Tillerson, in replies to questions from senators, broke with Trump, who has said that allies currently under the U.S. nuclear umbrella, such as Japan and South Korea, perhaps should be permitted to develop their own such weapons.
WATCH: Tillerson Breaks with Trump on Nuclear Proliferation
TPP, climate change
Tillerson, who just retired as chairman and chief executive officer of ExxonMobil, also said he is not opposed to the Trans-Pacific Partnership, which was supported by President Obama but opposed on the campaign trail by both Trump and his Democratic Party challenger, former Secretary of State Hillary Clinton.
The nominee expressed support for leaving intact the Paris accord on climate change — while noting skepticism about the science behind it.
That was not a strong enough position for environmentalists.
"We're looking for a secretary of state who is not going to lie about climate change and climate science," said Jason Schwartz, a Greenpeace media officer.
Watch: Tillerson on Russia, China, Risk of Climate Change
"The Paris Agreement doesn't enforce itself. It requires an ambitious policy at home and abroad," Schwartz told VOA.

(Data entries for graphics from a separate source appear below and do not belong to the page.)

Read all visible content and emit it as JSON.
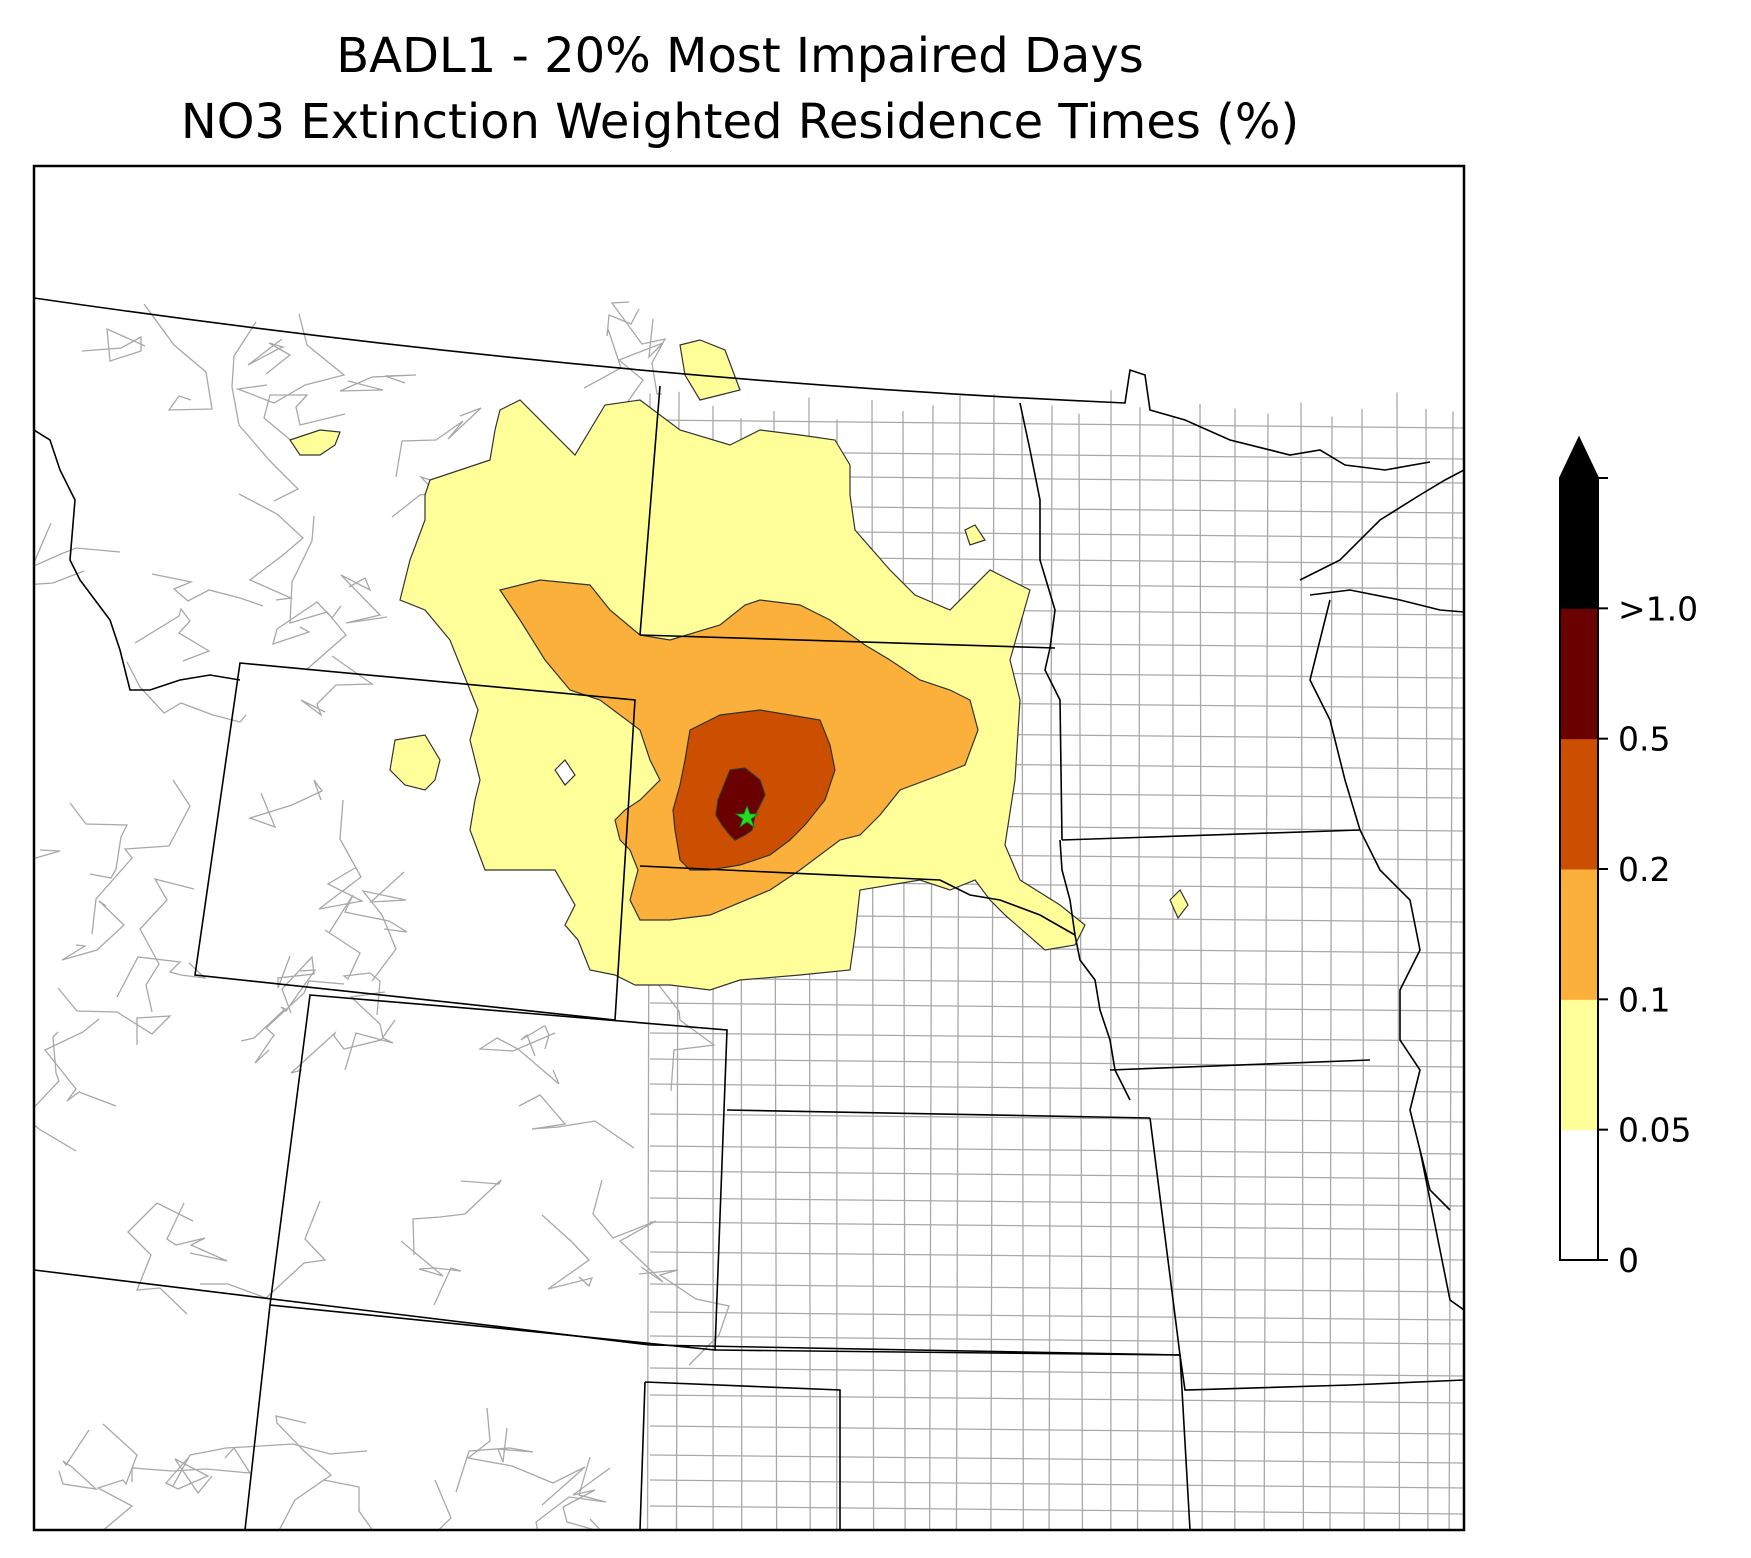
{
  "title": {
    "line1": "BADL1 - 20% Most Impaired Days",
    "line2": "NO3 Extinction Weighted Residence Times (%)"
  },
  "colorbar": {
    "levels": [
      "0",
      "0.05",
      "0.1",
      "0.2",
      "0.5",
      ">1.0"
    ],
    "colors": [
      "#ffffff",
      "#ffff99",
      "#fbb03b",
      "#cc4e00",
      "#6b0000",
      "#000000"
    ],
    "extend": "max"
  },
  "map": {
    "marker": {
      "name": "receptor-site",
      "color": "#22dd22",
      "shape": "star"
    },
    "contour_colors": {
      "level_0_05": "#ffff99",
      "level_0_1": "#fbb03b",
      "level_0_2": "#cc4e00",
      "level_0_5": "#6b0000"
    },
    "county_line_color": "#a8a8a8",
    "state_line_color": "#000000"
  }
}
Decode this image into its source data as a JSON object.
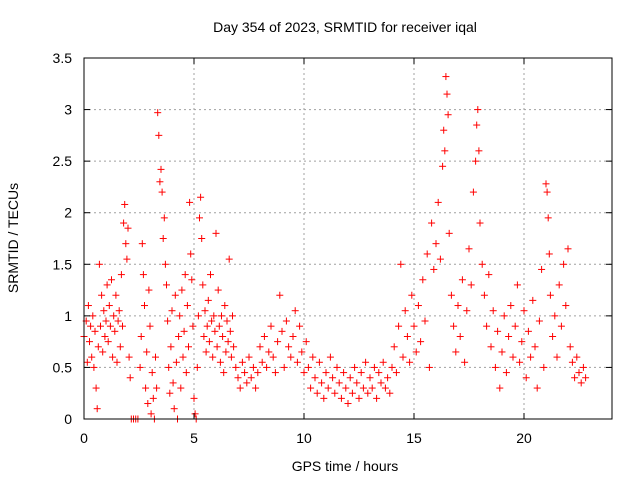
{
  "chart_data": {
    "type": "scatter",
    "title": "Day 354 of 2023, SRMTID for receiver iqal",
    "xlabel": "GPS time / hours",
    "ylabel": "SRMTID / TECUs",
    "xlim": [
      0,
      24
    ],
    "ylim": [
      0,
      3.5
    ],
    "xticks": [
      0,
      5,
      10,
      15,
      20
    ],
    "xtick_labels": [
      "0",
      "5",
      "10",
      "15",
      "20"
    ],
    "yticks": [
      0,
      0.5,
      1,
      1.5,
      2,
      2.5,
      3,
      3.5
    ],
    "ytick_labels": [
      "0",
      "0.5",
      "1",
      "1.5",
      "2",
      "2.5",
      "3",
      "3.5"
    ],
    "grid": true,
    "marker": "+",
    "color": "#ff0000",
    "series": [
      {
        "name": "SRMTID",
        "points": [
          [
            0.0,
            0.8
          ],
          [
            0.1,
            0.95
          ],
          [
            0.15,
            0.55
          ],
          [
            0.2,
            1.1
          ],
          [
            0.25,
            0.75
          ],
          [
            0.3,
            0.9
          ],
          [
            0.35,
            0.6
          ],
          [
            0.4,
            1.0
          ],
          [
            0.45,
            0.5
          ],
          [
            0.5,
            0.85
          ],
          [
            0.55,
            0.3
          ],
          [
            0.6,
            0.1
          ],
          [
            0.65,
            0.7
          ],
          [
            0.7,
            1.5
          ],
          [
            0.75,
            0.9
          ],
          [
            0.8,
            1.2
          ],
          [
            0.85,
            0.65
          ],
          [
            0.9,
            1.05
          ],
          [
            0.95,
            0.8
          ],
          [
            1.0,
            0.95
          ],
          [
            1.05,
            1.3
          ],
          [
            1.1,
            0.75
          ],
          [
            1.15,
            1.1
          ],
          [
            1.2,
            0.9
          ],
          [
            1.25,
            1.35
          ],
          [
            1.3,
            0.6
          ],
          [
            1.35,
            1.0
          ],
          [
            1.4,
            0.85
          ],
          [
            1.45,
            1.2
          ],
          [
            1.5,
            0.55
          ],
          [
            1.55,
            0.95
          ],
          [
            1.6,
            1.05
          ],
          [
            1.65,
            0.7
          ],
          [
            1.7,
            1.4
          ],
          [
            1.75,
            0.9
          ],
          [
            1.8,
            1.9
          ],
          [
            1.85,
            2.08
          ],
          [
            1.9,
            1.7
          ],
          [
            1.95,
            1.55
          ],
          [
            2.0,
            1.85
          ],
          [
            2.05,
            0.6
          ],
          [
            2.1,
            0.4
          ],
          [
            2.15,
            0.0
          ],
          [
            2.25,
            0.0
          ],
          [
            2.35,
            0.0
          ],
          [
            2.45,
            0.0
          ],
          [
            2.55,
            0.5
          ],
          [
            2.6,
            0.8
          ],
          [
            2.65,
            1.7
          ],
          [
            2.7,
            1.4
          ],
          [
            2.75,
            1.1
          ],
          [
            2.8,
            0.3
          ],
          [
            2.85,
            0.65
          ],
          [
            2.9,
            0.15
          ],
          [
            2.95,
            1.25
          ],
          [
            3.0,
            0.9
          ],
          [
            3.05,
            0.05
          ],
          [
            3.1,
            0.45
          ],
          [
            3.15,
            0.2
          ],
          [
            3.2,
            0.0
          ],
          [
            3.25,
            0.6
          ],
          [
            3.3,
            0.3
          ],
          [
            3.35,
            2.97
          ],
          [
            3.4,
            2.75
          ],
          [
            3.45,
            2.3
          ],
          [
            3.5,
            2.42
          ],
          [
            3.55,
            2.2
          ],
          [
            3.6,
            1.75
          ],
          [
            3.65,
            1.95
          ],
          [
            3.7,
            1.5
          ],
          [
            3.75,
            1.3
          ],
          [
            3.8,
            0.95
          ],
          [
            3.85,
            0.5
          ],
          [
            3.9,
            0.25
          ],
          [
            3.95,
            0.7
          ],
          [
            4.0,
            1.05
          ],
          [
            4.05,
            0.35
          ],
          [
            4.1,
            0.1
          ],
          [
            4.15,
            1.2
          ],
          [
            4.2,
            0.55
          ],
          [
            4.25,
            0.0
          ],
          [
            4.3,
            0.8
          ],
          [
            4.35,
            1.0
          ],
          [
            4.4,
            0.3
          ],
          [
            4.45,
            1.25
          ],
          [
            4.5,
            0.6
          ],
          [
            4.55,
            0.85
          ],
          [
            4.6,
            1.4
          ],
          [
            4.65,
            0.45
          ],
          [
            4.7,
            1.1
          ],
          [
            4.75,
            0.7
          ],
          [
            4.8,
            2.1
          ],
          [
            4.85,
            1.6
          ],
          [
            4.9,
            1.35
          ],
          [
            4.95,
            0.9
          ],
          [
            5.0,
            0.2
          ],
          [
            5.05,
            0.05
          ],
          [
            5.1,
            0.0
          ],
          [
            5.15,
            0.5
          ],
          [
            5.2,
            1.0
          ],
          [
            5.25,
            1.95
          ],
          [
            5.3,
            2.15
          ],
          [
            5.35,
            1.75
          ],
          [
            5.4,
            1.3
          ],
          [
            5.45,
            0.8
          ],
          [
            5.5,
            1.05
          ],
          [
            5.55,
            0.65
          ],
          [
            5.6,
            0.9
          ],
          [
            5.65,
            1.15
          ],
          [
            5.7,
            0.75
          ],
          [
            5.75,
            1.4
          ],
          [
            5.8,
            0.95
          ],
          [
            5.85,
            0.6
          ],
          [
            5.9,
            1.0
          ],
          [
            5.95,
            0.85
          ],
          [
            6.0,
            1.8
          ],
          [
            6.05,
            0.7
          ],
          [
            6.1,
            1.25
          ],
          [
            6.15,
            0.9
          ],
          [
            6.2,
            0.55
          ],
          [
            6.25,
            1.0
          ],
          [
            6.3,
            0.8
          ],
          [
            6.35,
            0.45
          ],
          [
            6.4,
            1.1
          ],
          [
            6.45,
            0.65
          ],
          [
            6.5,
            0.95
          ],
          [
            6.55,
            0.75
          ],
          [
            6.6,
            1.55
          ],
          [
            6.65,
            0.85
          ],
          [
            6.7,
            0.6
          ],
          [
            6.75,
            1.0
          ],
          [
            6.8,
            0.7
          ],
          [
            6.9,
            0.5
          ],
          [
            7.0,
            0.4
          ],
          [
            7.1,
            0.3
          ],
          [
            7.2,
            0.55
          ],
          [
            7.3,
            0.45
          ],
          [
            7.4,
            0.35
          ],
          [
            7.5,
            0.6
          ],
          [
            7.6,
            0.4
          ],
          [
            7.7,
            0.5
          ],
          [
            7.8,
            0.3
          ],
          [
            7.9,
            0.45
          ],
          [
            8.0,
            0.7
          ],
          [
            8.1,
            0.55
          ],
          [
            8.2,
            0.8
          ],
          [
            8.3,
            0.5
          ],
          [
            8.4,
            0.65
          ],
          [
            8.5,
            0.9
          ],
          [
            8.6,
            0.6
          ],
          [
            8.7,
            0.45
          ],
          [
            8.8,
            0.75
          ],
          [
            8.9,
            1.2
          ],
          [
            9.0,
            0.85
          ],
          [
            9.1,
            0.5
          ],
          [
            9.2,
            0.95
          ],
          [
            9.3,
            0.7
          ],
          [
            9.4,
            0.6
          ],
          [
            9.5,
            0.8
          ],
          [
            9.6,
            1.05
          ],
          [
            9.7,
            0.55
          ],
          [
            9.8,
            0.9
          ],
          [
            9.9,
            0.65
          ],
          [
            10.0,
            0.45
          ],
          [
            10.1,
            0.75
          ],
          [
            10.2,
            0.5
          ],
          [
            10.3,
            0.3
          ],
          [
            10.4,
            0.6
          ],
          [
            10.5,
            0.4
          ],
          [
            10.6,
            0.25
          ],
          [
            10.7,
            0.55
          ],
          [
            10.8,
            0.35
          ],
          [
            10.9,
            0.2
          ],
          [
            11.0,
            0.45
          ],
          [
            11.1,
            0.3
          ],
          [
            11.2,
            0.6
          ],
          [
            11.3,
            0.4
          ],
          [
            11.4,
            0.25
          ],
          [
            11.5,
            0.5
          ],
          [
            11.6,
            0.35
          ],
          [
            11.7,
            0.2
          ],
          [
            11.8,
            0.45
          ],
          [
            11.9,
            0.3
          ],
          [
            12.0,
            0.15
          ],
          [
            12.1,
            0.4
          ],
          [
            12.2,
            0.25
          ],
          [
            12.3,
            0.5
          ],
          [
            12.4,
            0.35
          ],
          [
            12.5,
            0.2
          ],
          [
            12.6,
            0.45
          ],
          [
            12.7,
            0.3
          ],
          [
            12.8,
            0.55
          ],
          [
            12.9,
            0.25
          ],
          [
            13.0,
            0.4
          ],
          [
            13.1,
            0.3
          ],
          [
            13.2,
            0.5
          ],
          [
            13.3,
            0.2
          ],
          [
            13.4,
            0.45
          ],
          [
            13.5,
            0.35
          ],
          [
            13.6,
            0.55
          ],
          [
            13.7,
            0.3
          ],
          [
            13.8,
            0.4
          ],
          [
            13.9,
            0.25
          ],
          [
            14.0,
            0.5
          ],
          [
            14.1,
            0.7
          ],
          [
            14.2,
            0.45
          ],
          [
            14.3,
            0.9
          ],
          [
            14.4,
            1.5
          ],
          [
            14.5,
            0.6
          ],
          [
            14.6,
            1.05
          ],
          [
            14.7,
            0.8
          ],
          [
            14.8,
            0.55
          ],
          [
            14.9,
            1.2
          ],
          [
            15.0,
            0.9
          ],
          [
            15.1,
            0.65
          ],
          [
            15.2,
            1.1
          ],
          [
            15.3,
            0.75
          ],
          [
            15.4,
            1.35
          ],
          [
            15.5,
            0.95
          ],
          [
            15.6,
            1.6
          ],
          [
            15.7,
            0.5
          ],
          [
            15.8,
            1.9
          ],
          [
            15.9,
            1.45
          ],
          [
            16.0,
            1.7
          ],
          [
            16.1,
            2.1
          ],
          [
            16.2,
            1.55
          ],
          [
            16.3,
            2.45
          ],
          [
            16.35,
            2.8
          ],
          [
            16.4,
            2.6
          ],
          [
            16.45,
            3.32
          ],
          [
            16.5,
            3.15
          ],
          [
            16.55,
            2.95
          ],
          [
            16.6,
            1.8
          ],
          [
            16.7,
            1.2
          ],
          [
            16.8,
            0.9
          ],
          [
            16.9,
            0.65
          ],
          [
            17.0,
            1.1
          ],
          [
            17.1,
            0.8
          ],
          [
            17.2,
            1.35
          ],
          [
            17.3,
            0.55
          ],
          [
            17.4,
            1.05
          ],
          [
            17.5,
            1.65
          ],
          [
            17.6,
            1.3
          ],
          [
            17.7,
            2.2
          ],
          [
            17.8,
            2.5
          ],
          [
            17.85,
            2.85
          ],
          [
            17.9,
            3.0
          ],
          [
            17.95,
            2.6
          ],
          [
            18.0,
            1.9
          ],
          [
            18.1,
            1.5
          ],
          [
            18.2,
            1.2
          ],
          [
            18.3,
            0.9
          ],
          [
            18.4,
            1.4
          ],
          [
            18.5,
            0.7
          ],
          [
            18.6,
            1.05
          ],
          [
            18.7,
            0.5
          ],
          [
            18.8,
            0.85
          ],
          [
            18.9,
            0.3
          ],
          [
            19.0,
            0.65
          ],
          [
            19.1,
            1.0
          ],
          [
            19.2,
            0.45
          ],
          [
            19.3,
            0.8
          ],
          [
            19.4,
            1.1
          ],
          [
            19.5,
            0.6
          ],
          [
            19.6,
            0.9
          ],
          [
            19.7,
            1.3
          ],
          [
            19.8,
            0.55
          ],
          [
            19.9,
            0.75
          ],
          [
            20.0,
            1.05
          ],
          [
            20.1,
            0.4
          ],
          [
            20.2,
            0.85
          ],
          [
            20.3,
            0.6
          ],
          [
            20.4,
            1.15
          ],
          [
            20.5,
            0.7
          ],
          [
            20.6,
            0.3
          ],
          [
            20.7,
            0.95
          ],
          [
            20.8,
            1.45
          ],
          [
            20.9,
            0.5
          ],
          [
            21.0,
            2.28
          ],
          [
            21.05,
            2.2
          ],
          [
            21.1,
            1.95
          ],
          [
            21.15,
            1.6
          ],
          [
            21.2,
            1.2
          ],
          [
            21.3,
            0.8
          ],
          [
            21.4,
            1.0
          ],
          [
            21.5,
            0.6
          ],
          [
            21.6,
            1.3
          ],
          [
            21.7,
            0.9
          ],
          [
            21.8,
            1.5
          ],
          [
            21.9,
            1.1
          ],
          [
            22.0,
            1.65
          ],
          [
            22.1,
            0.7
          ],
          [
            22.2,
            0.55
          ],
          [
            22.3,
            0.4
          ],
          [
            22.4,
            0.6
          ],
          [
            22.5,
            0.45
          ],
          [
            22.6,
            0.35
          ],
          [
            22.7,
            0.5
          ],
          [
            22.8,
            0.4
          ]
        ]
      }
    ]
  }
}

Tillerson expressed unwavering American support for defending its NATO and Asia treaty allies — another diversion from the president-elect's rhetoric.
Tillerson also offered tough talk about Moscow's espionage activities directed toward the United States and sanctions against Russia already in place.
"I would leave things in the status quo so we are able to convey this can go either way," Tillerson said, but also argued that Russia should not be considered an adversary all the time because there should be issues on which the two countries could cooperate.
WATCH: Tillerson Says Russia Must Be Held Accountable
Russia's increased assertiveness, Tillerson said, stems from the 1991 dissolution of the Soviet Union.
"Russia, more than anything, wants to re-establish its role in the global world order," he said.
Tillerson’s views on Russia sparked some cause for concern.
"I would say that Tillerson's performance during the hearing has been stylistically solid but substantively a bit worrying given his repeated efforts to cast Putin in a more positive light than he deserves," visiting lecturer Konishi told VOA.
Tillerson, like others in the incoming Trump administration, "seems to hold a beyond-the-ordinary sense of optimism that Russia will cooperate with the United States on a range of issues, including eliminating ISIS," Konishi said, using an acronym for Islamic State. "What they fail to recognize is that ISIS may be less of an existential threat to the United States than a Russia that is undermining our election process and democratic system.”
Tillerson had extensive business dealings with Russia during his decades at ExxonMobil, the only company at which he has ever worked.
One topic of questioning in which Tillerson became entangled with senators, especially Florida Republican Marco Rubio, was human rights.
"We need a secretary of state who will fight for these principles," said Rubio, expressing disappointment that Tillerson would not label Russian President Vladimir Putin "a war criminal."
Some rights groups warned that Tillerson's testimony called into question his effectiveness as secretary of state.
"Tillerson's claims that he cannot pass judgment on these countries' abuses until he has access to U.S. intelligence briefings ignores the U.S. government's own previous findings," said Sarah Margon, the Washington director of Human Rights Watch.
His comments Wednesday suggest he "is either ill-informed or apathetic to human rights issues worldwide," Margon told VOA.
In his closing comments, Corker, a Tennessee Republican, declared Tillerson “very much in the mainstream of foreign policy thinking.”